Our two-phase strategy performs closely to the retroactive optimal strategy and outpeforms random baseline significantly: with same number of query limit, two-phase strategy finds significantly more adversarial examples comapred to the random baseline, and is closer to the retroactive optimal case. (See the paper for more experimental results and variations on the prioritization strategy.)

Main Takeaways

  • Transfer → Optimization: local adversarial examples can generally be used to boost optimization attacks. One caveat is, against robust target model, hybrid attack is more effective with robust local models.

  • Transfer → Optimization: fine-tuning local models is only helpful for small scale dataset (e.g., MNIST) and fails to generalize to more complex datasets. It is an open question whether we can make the fine-tuning process work for complex datasets.

  • Prioritizing seeds based on two-phase strategy for the hybrid attack can significantly improve its query efficiency in batch attack scenario.

Our results make the case that it is important to evaluate both attacks and defenses with a more realistic adversary model than just looking at the average cost to attack a seed over a large pool of seeds.
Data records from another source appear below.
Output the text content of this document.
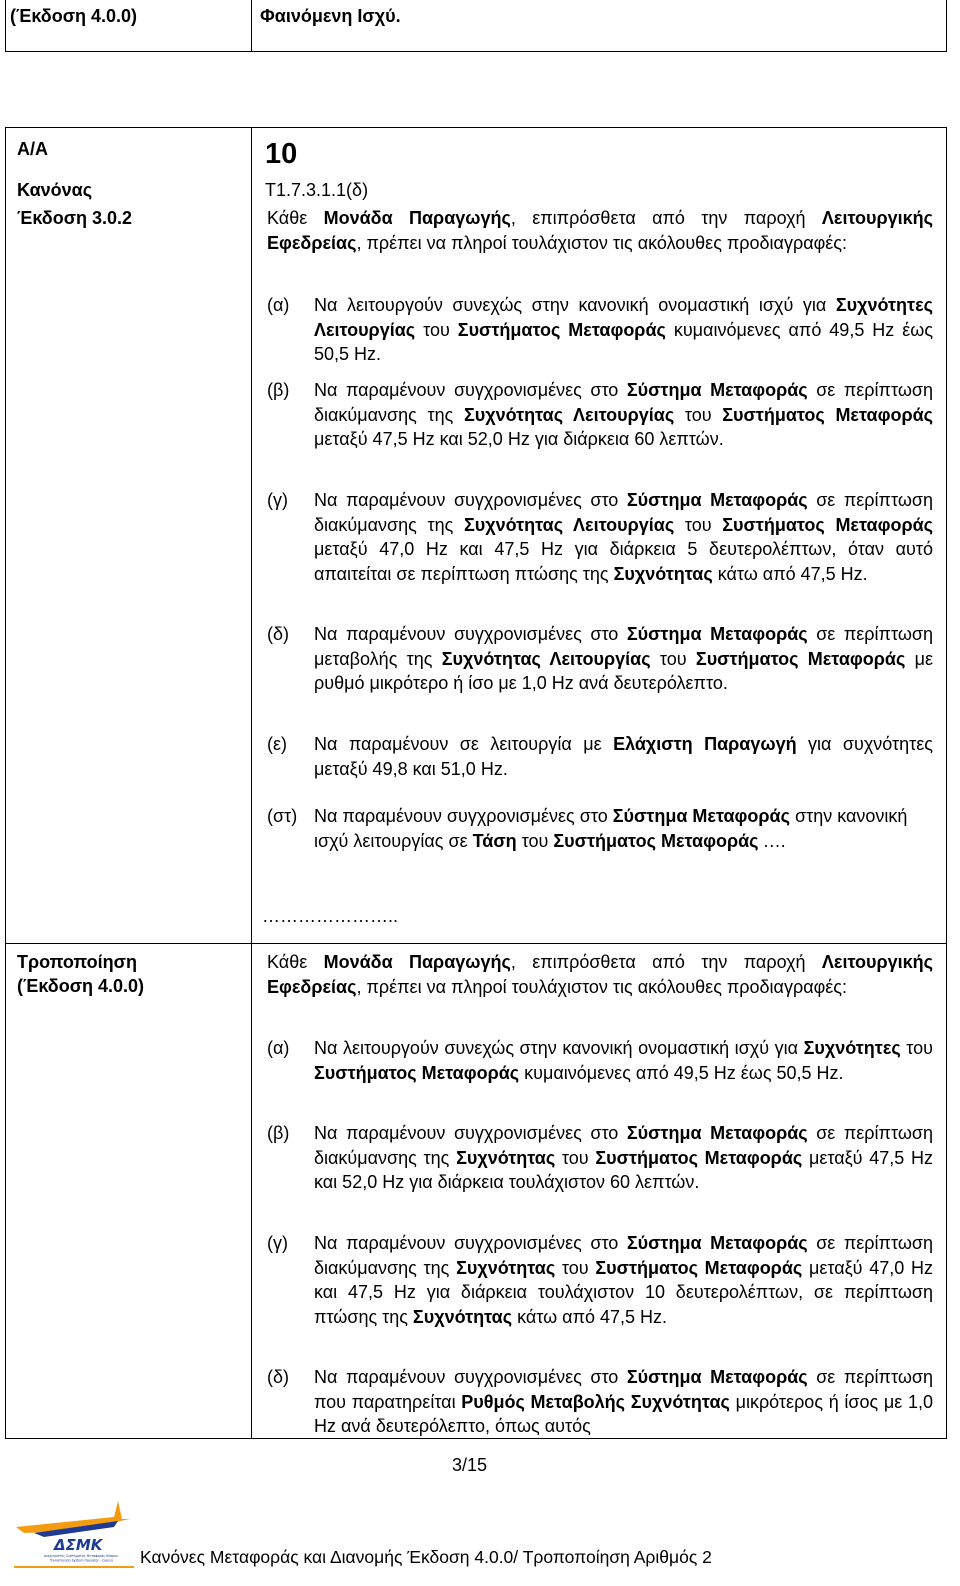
(Έκδοση 4.0.0)	Φαινόμενη Ισχύ.
Α/Α
Κανόνας
Έκδοση 3.0.2
Τροποποίηση
(Έκδοση 4.0.0)
10
Τ1.7.3.1.1(δ)
Κάθε Μονάδα Παραγωγής, επιπρόσθετα από την παροχή Λειτουργικής Εφεδρείας, πρέπει να πληροί τουλάχιστον τις ακόλουθες προδιαγραφές:
(α) Να λειτουργούν συνεχώς στην κανονική ονομαστική ισχύ για Συχνότητες Λειτουργίας του Συστήματος Μεταφοράς κυμαινόμενες από 49,5 Hz έως 50,5 Hz.
(β) Να παραμένουν συγχρονισμένες στο Σύστημα Μεταφοράς σε περίπτωση διακύμανσης της Συχνότητας Λειτουργίας του Συστήματος Μεταφοράς μεταξύ 47,5 Hz και 52,0 Hz για διάρκεια 60 λεπτών.
(γ) Να παραμένουν συγχρονισμένες στο Σύστημα Μεταφοράς σε περίπτωση διακύμανσης της Συχνότητας Λειτουργίας του Συστήματος Μεταφοράς μεταξύ 47,0 Hz και 47,5 Hz για διάρκεια 5 δευτερολέπτων, όταν αυτό απαιτείται σε περίπτωση πτώσης της Συχνότητας κάτω από 47,5 Hz.
(δ) Να παραμένουν συγχρονισμένες στο Σύστημα Μεταφοράς σε περίπτωση μεταβολής της Συχνότητας Λειτουργίας του Συστήματος Μεταφοράς με ρυθμό μικρότερο ή ίσο με 1,0 Hz ανά δευτερόλεπτο.
(ε) Να παραμένουν σε λειτουργία με Ελάχιστη Παραγωγή για συχνότητες μεταξύ 49,8 και 51,0 Hz.
(στ) Να παραμένουν συγχρονισμένες στο Σύστημα Μεταφοράς στην κανονική ισχύ λειτουργίας σε Τάση του Συστήματος Μεταφοράς .…
…………………..
Κάθε Μονάδα Παραγωγής, επιπρόσθετα από την παροχή Λειτουργικής Εφεδρείας, πρέπει να πληροί τουλάχιστον τις ακόλουθες προδιαγραφές:
(α) Να λειτουργούν συνεχώς στην κανονική ονομαστική ισχύ για Συχνότητες του Συστήματος Μεταφοράς κυμαινόμενες από 49,5 Hz έως 50,5 Hz.
(β) Να παραμένουν συγχρονισμένες στο Σύστημα Μεταφοράς σε περίπτωση διακύμανσης της Συχνότητας του Συστήματος Μεταφοράς μεταξύ 47,5 Hz και 52,0 Hz για διάρκεια τουλάχιστον 60 λεπτών.
(γ) Να παραμένουν συγχρονισμένες στο Σύστημα Μεταφοράς σε περίπτωση διακύμανσης της Συχνότητας του Συστήματος Μεταφοράς μεταξύ 47,0 Hz και 47,5 Hz για διάρκεια τουλάχιστον 10 δευτερολέπτων, σε περίπτωση πτώσης της Συχνότητας κάτω από 47,5 Hz.
(δ) Να παραμένουν συγχρονισμένες στο Σύστημα Μεταφοράς σε περίπτωση που παρατηρείται Ρυθμός Μεταβολής Συχνότητας μικρότερος ή ίσος με 1,0 Hz ανά δευτερόλεπτο, όπως αυτός
3/15
ΔΣΜΚ
Διαχειριστής Συστήματος Μεταφοράς Κύπρου
Transmission System Operator - Cyprus Κανόνες Μεταφοράς και Διανομής Έκδοση 4.0.0/ Τροποποίηση Αριθμός 2
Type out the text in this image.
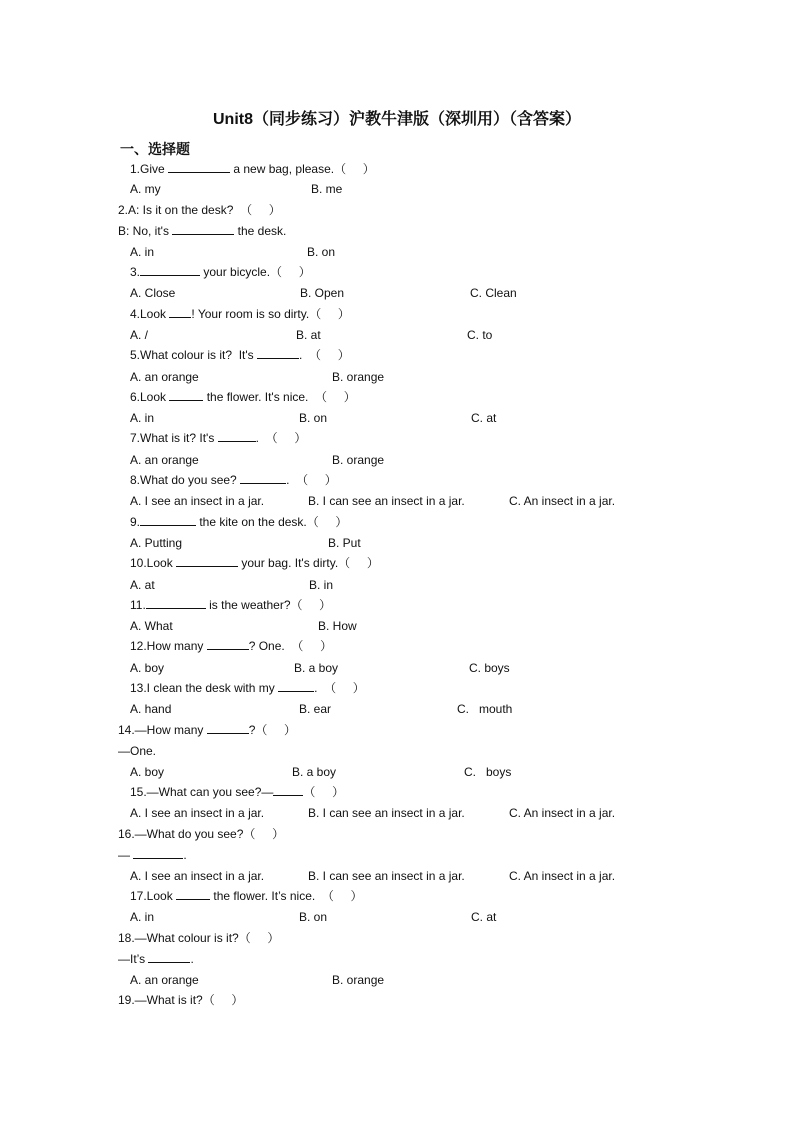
Unit8（同步练习）沪教牛津版（深圳用）（含答案）
一、选择题
1.Give	a new bag, please.（     ）
A. my	B. me
2.A: Is it on the desk?  （     ）
B: No, it's	the desk.
A. in	B. on
3.	your bicycle.（     ）
A. Close	B. Open	C. Clean
4.Look ! Your room is so dirty.（     ）
A. /	B. at	C. to
5.What colour is it?  It's	.  （     ）
A. an orange	B. orange
6.Look	the flower. It's nice.  （     ）
A. in	B. on	C. at
7.What is it? It's	.  （     ）
A. an orange	B. orange
8.What do you see?	.  （     ）
A. I see an insect in a jar.	B. I can see an insect in a jar.	C. An insect in a jar.
9.	the kite on the desk.（     ）
A. Putting	B. Put
10.Look	your bag. It's dirty.（     ）
A. at	B. in
11.	is the weather?（     ）
A. What	B. How
12.How many	? One.  （     ）
A. boy	B. a boy	C. boys
13.I clean the desk with my	.  （     ）
A. hand	B. ear	C.   mouth
14.—How many	?（     ）
—One.
A. boy	B. a boy	C.   boys
15.—What can you see?—	（     ）
A. I see an insect in a jar.	B. I can see an insect in a jar.	C. An insect in a jar.
16.—What do you see?（     ）
—	.
A. I see an insect in a jar.	B. I can see an insect in a jar.	C. An insect in a jar.
17.Look	the flower. It’s nice.  （     ）
A. in	B. on	C. at
18.—What colour is it?（     ）
—It’s	.
A. an orange	B. orange
19.—What is it?（     ）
When an adversary only need to find a small number of adversarial examples, and has access to a large pool of potential seeds to attack (of equal value to the adversary), then the effective costs of a successful attack can be orders of magnitude lower than what would be projected assuming an adversary who cannot prioritize seeds to attack.

Paper

Fnu Suya, Jianfeng Chi, David Evans and Yuan Tian. Hybrid Batch Attacks: Finding Black-box Adversarial Examples with Limited Queries. In USENIX Security 2020. Boston, August 2020. [PDF] [arXiv]

Code

https://github.com/suyeecav/Hybrid-Attack

In this repository, we provide the source code to reproduce the results in the paper. In addition, we believe our hybrid attack framework can (potentially) help boost the performance of new optimization attacks. Therefore, in the repository, we also provide tutorials to incorporate new optimization attacks into the hybrid attack framework.